18.46 There are some indications suggesting that the retransmission scheme is no longer necessary. The scheme was originally intended to provide for the distribution of free-to-air broadcasts to areas which did not receive adequate reception. The regime facilitated self-help arrangements to enable individuals and communities to access free-to-air broadcasting services where the location or other reception difficulties meant that signal quality was not adequate or the signal was not available.[46]

18.47 With the introduction of subscription television into Australia in 1995, operators began retransmitting the national and commercial television services as ‘free additions’ to their channels, without the permission or remuneration of either broadcasters or underlying rights holders.[47] While underlying rights holders are now remunerated under pt VC statutory licensing, the agreement or remuneration of the broadcaster is still not required, despite the extension of broadcast copyright in 2000.

18.48 In addition to retransmission by self-help providers, since 2010, rebroadcast by ‘satellite BSA licensees’[48] has been authorised, subject to a separate statutory licensing scheme under the Copyright Act.[49] Under this scheme, the Australian Government-funded Viewer Access Satellite Television (VAST) service provides free-to-air digital television channels to viewers with inadequate terrestrial reception.[50]

18.49 One possible reason for retaining the retransmission scheme, once it became apparent that subscription television operators could utilise it, may have been to assist in the early development of that industry, and to ensure competition in content provision across media platforms.
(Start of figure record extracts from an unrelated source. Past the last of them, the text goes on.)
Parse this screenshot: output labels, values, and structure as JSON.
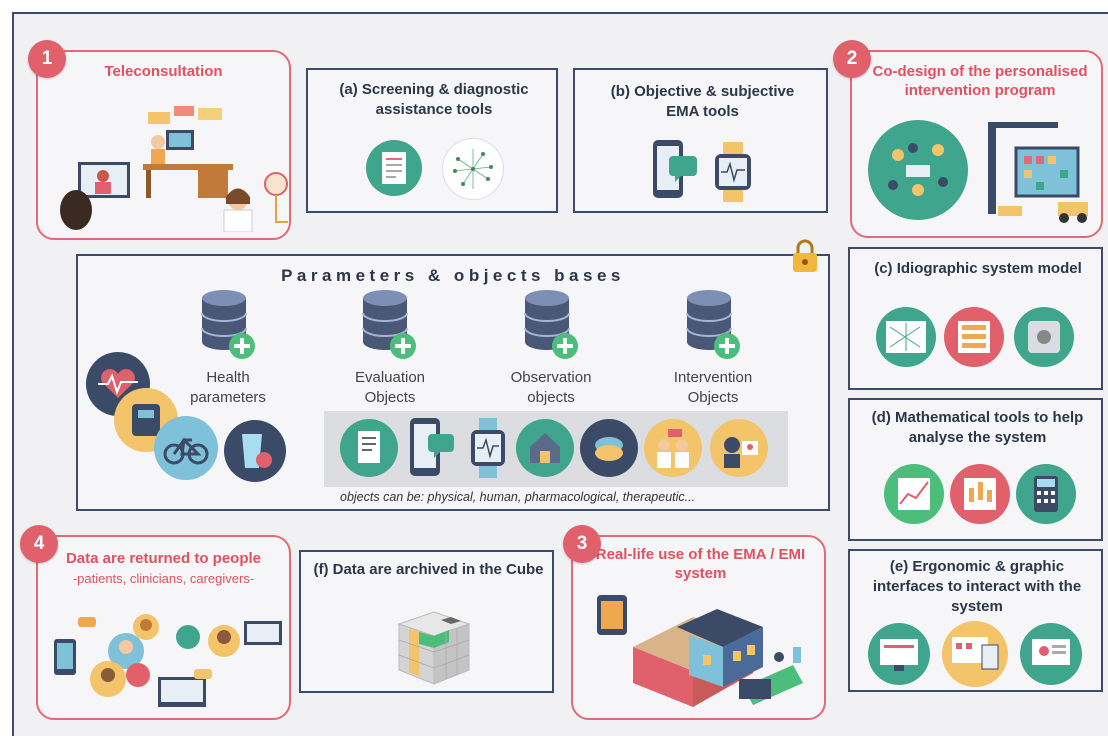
{
  "box1": {
    "number": "1",
    "title": "Teleconsultation"
  },
  "box2": {
    "number": "2",
    "title": "Co-design of the personalised intervention program"
  },
  "box3": {
    "number": "3",
    "title": "Real-life use of the EMA / EMI system"
  },
  "box4": {
    "number": "4",
    "title": "Data are returned to people",
    "subtitle": "-patients, clinicians, caregivers-"
  },
  "box_a": {
    "title": "(a) Screening & diagnostic assistance tools"
  },
  "box_b": {
    "title": "(b) Objective & subjective EMA tools"
  },
  "box_c": {
    "title": "(c) Idiographic system model"
  },
  "box_d": {
    "title": "(d) Mathematical tools to help analyse the system"
  },
  "box_e": {
    "title": "(e) Ergonomic & graphic interfaces to interact with the system"
  },
  "box_f": {
    "title": "(f) Data are archived in the Cube"
  },
  "parameters": {
    "title": "Parameters & objects bases",
    "databases": [
      {
        "label": "Health parameters"
      },
      {
        "label": "Evaluation Objects"
      },
      {
        "label": "Observation objects"
      },
      {
        "label": "Intervention Objects"
      }
    ],
    "caption": "objects can be: physical, human, pharmacological, therapeutic..."
  },
  "colors": {
    "accent_red": "#e3505f",
    "navy": "#3d4a6b",
    "teal": "#3fa58c",
    "green_plus": "#4cbd7a"
  }
}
If so, this rationale may no longer be relevant, given the market penetration of established subscription television services.

18.50 The retransmission scheme may simply provide subscription television platforms with additional content for their offerings at a lower cost than might be the case if a commercial agreement were required. Subscription television providers benefit commercially because they are able to provide free-to-air channels as part of their subscription packages without having to negotiate a commercial fee, or conditions, with broadcasters.[51]

The unremunerated exception to broadcast copyright

18.51 Free-to-air broadcasters submitted that retransmission should be allowed to continue only with broadcasters’ permission because the rationale for the unremunerated exception for broadcast copyright no longer exists.[52] That is, the retransmission scheme was introduced specifically to allow retransmission by self-help providers, and was never intended to allow new services to retransmit free-to-air broadcasts without authorisation.[53]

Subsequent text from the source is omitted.